3. Ventriculography Due to the small size of the occipital lobe, tumors confined solely to this region are relatively rare. Tumors often compress the occipital horn of the ventricle, causing it to narrow or close. However, this must be distinguished from normal ventricular variations. If it falls within the range of variation, there will be no displacement of the lateral ventricular system. Larger occipital lobe tumors often protrude into the trigone of the lateral ventricle or the posterior part of the third ventricle. Tumors invading the parieto-occipito-temporal region may show filling defects in the body of the lateral ventricle, trigone, or temporal horn, with the third ventricle being pushed forward.

4. Cerebral Angiography The characteristic features of cerebral angiography in occipital lobe tumors are as follows: In the anteroposterior view, the lateral displacement of the anterior cerebral artery is minimal, with little change in its course. In the lateral view, the main trunk and convexity branches of the middle cerebral artery may be pushed forward, partially dispersed, straightened, or elevated. When the posterior cerebral artery is visualized, it may appear thickened, with its terminal branches either separated or compressed. Deep-seated tumors often invade the tentorium cerebelli, so the tentorial notch artery may be visualized and appear tortuous and thickened.

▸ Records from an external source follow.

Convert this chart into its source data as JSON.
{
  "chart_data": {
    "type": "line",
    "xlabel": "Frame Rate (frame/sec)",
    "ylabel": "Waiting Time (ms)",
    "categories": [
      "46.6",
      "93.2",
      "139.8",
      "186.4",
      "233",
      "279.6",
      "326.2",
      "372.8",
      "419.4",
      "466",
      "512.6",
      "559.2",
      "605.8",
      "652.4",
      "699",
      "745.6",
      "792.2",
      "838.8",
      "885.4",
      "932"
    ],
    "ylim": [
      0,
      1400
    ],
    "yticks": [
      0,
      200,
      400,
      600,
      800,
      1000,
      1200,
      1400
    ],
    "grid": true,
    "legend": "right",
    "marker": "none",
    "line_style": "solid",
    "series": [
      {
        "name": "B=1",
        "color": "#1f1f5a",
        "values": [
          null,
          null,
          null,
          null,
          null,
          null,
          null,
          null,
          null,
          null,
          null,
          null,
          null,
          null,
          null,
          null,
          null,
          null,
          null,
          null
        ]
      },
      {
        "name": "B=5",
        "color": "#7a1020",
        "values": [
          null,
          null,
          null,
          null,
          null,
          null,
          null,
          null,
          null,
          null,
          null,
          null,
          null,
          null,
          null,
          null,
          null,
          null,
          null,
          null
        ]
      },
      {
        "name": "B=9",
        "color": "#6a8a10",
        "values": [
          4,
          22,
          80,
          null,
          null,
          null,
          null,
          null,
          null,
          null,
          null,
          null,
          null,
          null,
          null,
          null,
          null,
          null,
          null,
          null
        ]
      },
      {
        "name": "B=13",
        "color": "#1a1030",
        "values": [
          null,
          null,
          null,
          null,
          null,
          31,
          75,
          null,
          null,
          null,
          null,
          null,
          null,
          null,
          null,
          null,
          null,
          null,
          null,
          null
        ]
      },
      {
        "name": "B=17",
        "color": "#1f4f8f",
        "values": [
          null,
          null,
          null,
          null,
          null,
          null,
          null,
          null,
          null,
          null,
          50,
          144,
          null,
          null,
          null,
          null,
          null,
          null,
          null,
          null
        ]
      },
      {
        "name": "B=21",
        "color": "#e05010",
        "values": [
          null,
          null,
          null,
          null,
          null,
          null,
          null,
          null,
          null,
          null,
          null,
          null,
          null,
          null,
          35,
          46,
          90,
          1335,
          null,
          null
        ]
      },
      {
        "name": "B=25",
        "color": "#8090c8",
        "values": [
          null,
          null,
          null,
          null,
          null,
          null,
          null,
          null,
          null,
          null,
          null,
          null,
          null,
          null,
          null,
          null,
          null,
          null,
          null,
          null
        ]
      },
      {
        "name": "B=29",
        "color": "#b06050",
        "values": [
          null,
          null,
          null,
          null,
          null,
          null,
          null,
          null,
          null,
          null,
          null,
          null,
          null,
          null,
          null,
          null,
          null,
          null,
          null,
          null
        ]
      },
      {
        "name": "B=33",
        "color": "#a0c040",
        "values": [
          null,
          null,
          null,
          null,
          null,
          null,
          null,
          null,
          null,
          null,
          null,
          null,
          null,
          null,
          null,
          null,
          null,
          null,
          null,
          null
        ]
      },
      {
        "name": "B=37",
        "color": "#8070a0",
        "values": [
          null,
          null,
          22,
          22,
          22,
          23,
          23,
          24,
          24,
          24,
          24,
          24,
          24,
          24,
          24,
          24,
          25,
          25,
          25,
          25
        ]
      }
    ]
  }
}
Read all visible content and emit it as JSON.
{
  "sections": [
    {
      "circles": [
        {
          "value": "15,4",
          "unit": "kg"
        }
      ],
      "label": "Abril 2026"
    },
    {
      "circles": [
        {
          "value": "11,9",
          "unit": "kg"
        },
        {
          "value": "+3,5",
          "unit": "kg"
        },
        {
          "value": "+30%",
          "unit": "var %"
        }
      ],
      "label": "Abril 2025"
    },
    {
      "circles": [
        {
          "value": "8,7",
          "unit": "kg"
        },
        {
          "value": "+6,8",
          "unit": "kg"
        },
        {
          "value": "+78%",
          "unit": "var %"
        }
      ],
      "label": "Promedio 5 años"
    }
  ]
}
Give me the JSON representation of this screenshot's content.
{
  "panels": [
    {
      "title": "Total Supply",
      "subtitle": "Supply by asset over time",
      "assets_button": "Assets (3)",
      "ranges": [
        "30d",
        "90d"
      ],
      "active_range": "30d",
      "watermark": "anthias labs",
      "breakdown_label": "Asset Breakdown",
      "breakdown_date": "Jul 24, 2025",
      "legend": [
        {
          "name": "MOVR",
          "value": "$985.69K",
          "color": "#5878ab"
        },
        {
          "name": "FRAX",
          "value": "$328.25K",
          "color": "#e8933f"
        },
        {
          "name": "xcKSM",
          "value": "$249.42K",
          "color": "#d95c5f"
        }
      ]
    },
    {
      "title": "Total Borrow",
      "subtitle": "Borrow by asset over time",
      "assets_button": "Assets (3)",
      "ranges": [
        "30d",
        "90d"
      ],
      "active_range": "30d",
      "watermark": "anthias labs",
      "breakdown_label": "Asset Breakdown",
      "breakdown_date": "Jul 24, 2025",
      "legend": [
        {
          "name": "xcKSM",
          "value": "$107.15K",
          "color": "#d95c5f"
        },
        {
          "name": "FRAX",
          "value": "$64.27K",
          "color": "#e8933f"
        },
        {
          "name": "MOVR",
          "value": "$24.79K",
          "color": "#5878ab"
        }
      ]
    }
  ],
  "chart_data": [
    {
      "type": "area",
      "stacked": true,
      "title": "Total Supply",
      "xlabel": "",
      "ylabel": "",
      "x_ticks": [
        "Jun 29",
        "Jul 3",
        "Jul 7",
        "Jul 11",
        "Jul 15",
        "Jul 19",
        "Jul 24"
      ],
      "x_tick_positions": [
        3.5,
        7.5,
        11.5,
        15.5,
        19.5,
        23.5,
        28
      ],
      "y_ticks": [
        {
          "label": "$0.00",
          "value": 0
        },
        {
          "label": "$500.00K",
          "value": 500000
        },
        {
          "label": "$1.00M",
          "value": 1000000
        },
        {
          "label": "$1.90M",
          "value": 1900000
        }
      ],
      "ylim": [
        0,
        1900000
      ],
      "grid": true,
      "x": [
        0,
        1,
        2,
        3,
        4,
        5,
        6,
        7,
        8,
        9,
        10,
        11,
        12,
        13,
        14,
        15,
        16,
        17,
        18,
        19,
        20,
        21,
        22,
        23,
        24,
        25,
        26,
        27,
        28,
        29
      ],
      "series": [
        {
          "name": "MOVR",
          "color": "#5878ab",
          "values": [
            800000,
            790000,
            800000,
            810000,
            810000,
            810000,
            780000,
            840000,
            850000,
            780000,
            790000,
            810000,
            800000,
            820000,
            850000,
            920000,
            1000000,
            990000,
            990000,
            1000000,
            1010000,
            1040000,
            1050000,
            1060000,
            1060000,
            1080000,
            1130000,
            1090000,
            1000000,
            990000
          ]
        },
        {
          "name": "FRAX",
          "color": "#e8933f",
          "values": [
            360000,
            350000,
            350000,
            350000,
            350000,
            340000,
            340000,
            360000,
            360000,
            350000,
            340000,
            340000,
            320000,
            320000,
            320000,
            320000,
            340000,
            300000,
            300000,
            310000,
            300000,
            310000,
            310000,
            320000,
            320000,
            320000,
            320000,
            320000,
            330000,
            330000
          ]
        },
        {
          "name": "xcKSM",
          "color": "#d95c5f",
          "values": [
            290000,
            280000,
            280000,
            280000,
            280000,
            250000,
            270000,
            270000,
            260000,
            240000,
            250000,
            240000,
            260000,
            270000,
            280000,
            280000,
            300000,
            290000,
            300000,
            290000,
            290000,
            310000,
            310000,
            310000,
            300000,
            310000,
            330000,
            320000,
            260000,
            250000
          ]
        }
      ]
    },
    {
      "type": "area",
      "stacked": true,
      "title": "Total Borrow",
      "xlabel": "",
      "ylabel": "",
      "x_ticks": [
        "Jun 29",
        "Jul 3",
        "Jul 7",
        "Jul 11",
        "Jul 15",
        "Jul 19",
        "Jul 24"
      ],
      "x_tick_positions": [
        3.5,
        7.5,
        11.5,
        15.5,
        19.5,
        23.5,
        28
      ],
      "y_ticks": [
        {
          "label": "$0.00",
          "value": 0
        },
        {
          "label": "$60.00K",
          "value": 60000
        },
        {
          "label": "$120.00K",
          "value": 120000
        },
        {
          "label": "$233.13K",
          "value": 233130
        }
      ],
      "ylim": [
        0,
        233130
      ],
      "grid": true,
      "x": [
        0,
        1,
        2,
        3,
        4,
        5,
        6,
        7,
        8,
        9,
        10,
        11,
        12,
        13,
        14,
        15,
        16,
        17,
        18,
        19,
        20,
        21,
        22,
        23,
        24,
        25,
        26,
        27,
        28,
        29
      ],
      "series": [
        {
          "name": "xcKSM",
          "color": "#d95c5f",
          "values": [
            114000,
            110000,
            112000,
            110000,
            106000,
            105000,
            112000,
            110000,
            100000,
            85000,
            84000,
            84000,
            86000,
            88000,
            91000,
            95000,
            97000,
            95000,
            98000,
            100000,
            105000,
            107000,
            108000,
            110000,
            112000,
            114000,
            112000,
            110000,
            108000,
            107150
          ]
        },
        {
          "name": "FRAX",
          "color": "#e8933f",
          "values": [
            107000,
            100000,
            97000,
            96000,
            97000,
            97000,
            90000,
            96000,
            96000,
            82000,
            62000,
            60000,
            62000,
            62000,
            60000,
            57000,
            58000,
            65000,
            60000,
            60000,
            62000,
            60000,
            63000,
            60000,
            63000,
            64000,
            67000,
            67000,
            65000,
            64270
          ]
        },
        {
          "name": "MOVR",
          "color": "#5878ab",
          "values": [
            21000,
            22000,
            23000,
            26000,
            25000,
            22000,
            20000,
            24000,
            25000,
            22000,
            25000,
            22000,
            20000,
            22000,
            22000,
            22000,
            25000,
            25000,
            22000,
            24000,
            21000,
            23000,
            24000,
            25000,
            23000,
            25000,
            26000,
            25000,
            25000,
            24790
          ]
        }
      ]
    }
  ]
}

bubble_chart Differentiation

(1) The primary clinical symptom of occipital lobe tumors is changes in visual disturbances, with symptoms gradually progressing from mild to severe. It is important to differentiate these symptoms from visual disturbances caused by lesions at various sites along the visual pathway. However, lesions at different locations along the visual pathway produce distinct clinical manifestations. The typical symptoms of occipital lobe tumors are Anton syndrome and unformed visual hallucinations, which are not seen in lesions of other regions. For example, visual hallucinations in temporal lobe tumors are usually formed and accompanied by other symptoms of temporal lobe lesions. Careful examination can easily distinguish them.

Another symptom of occipital lobe tumors is contralateral homonymous hemianopia. Since the central visual field is governed by both occipital lobes, with widely distributed fibers that are less likely to be entirely affected, unilateral occipital lobe lesions often spare the central visual field, a phenomenon known as macular sparing. This feature helps differentiate it from contralateral homonymous hemianopia caused by compression of the optic radiation by parietal or temporal lobe tumors.

(2) Visual seizures occurring in occipital lobe tumors should be distinguished from visual hallucinations seen in migraine, certain drug poisoning diseases, or schizophrenia. The characteristics of visual seizures caused by occipital lobe tumors include: the hallucinations appear in a relatively fixed location, typically within the contralateral visual field of the lesion; the frequency of seizures gradually increases, and as the seizures become more frequent, other localizing symptoms such as hemianopia, agnosia, and aphasia may appear; the seizures are unrelated to the environment. In contrast, hallucinations in schizophrenia are related to the environment and are accompanied by other psychiatric symptoms. Additionally, visual seizures caused by tumors are often accompanied by head and eye deviation toward the side opposite the lesion. Migraine and certain drug poisoning diseases do not produce the characteristic visual hallucinations seen in tumors, making them easier to differentiate.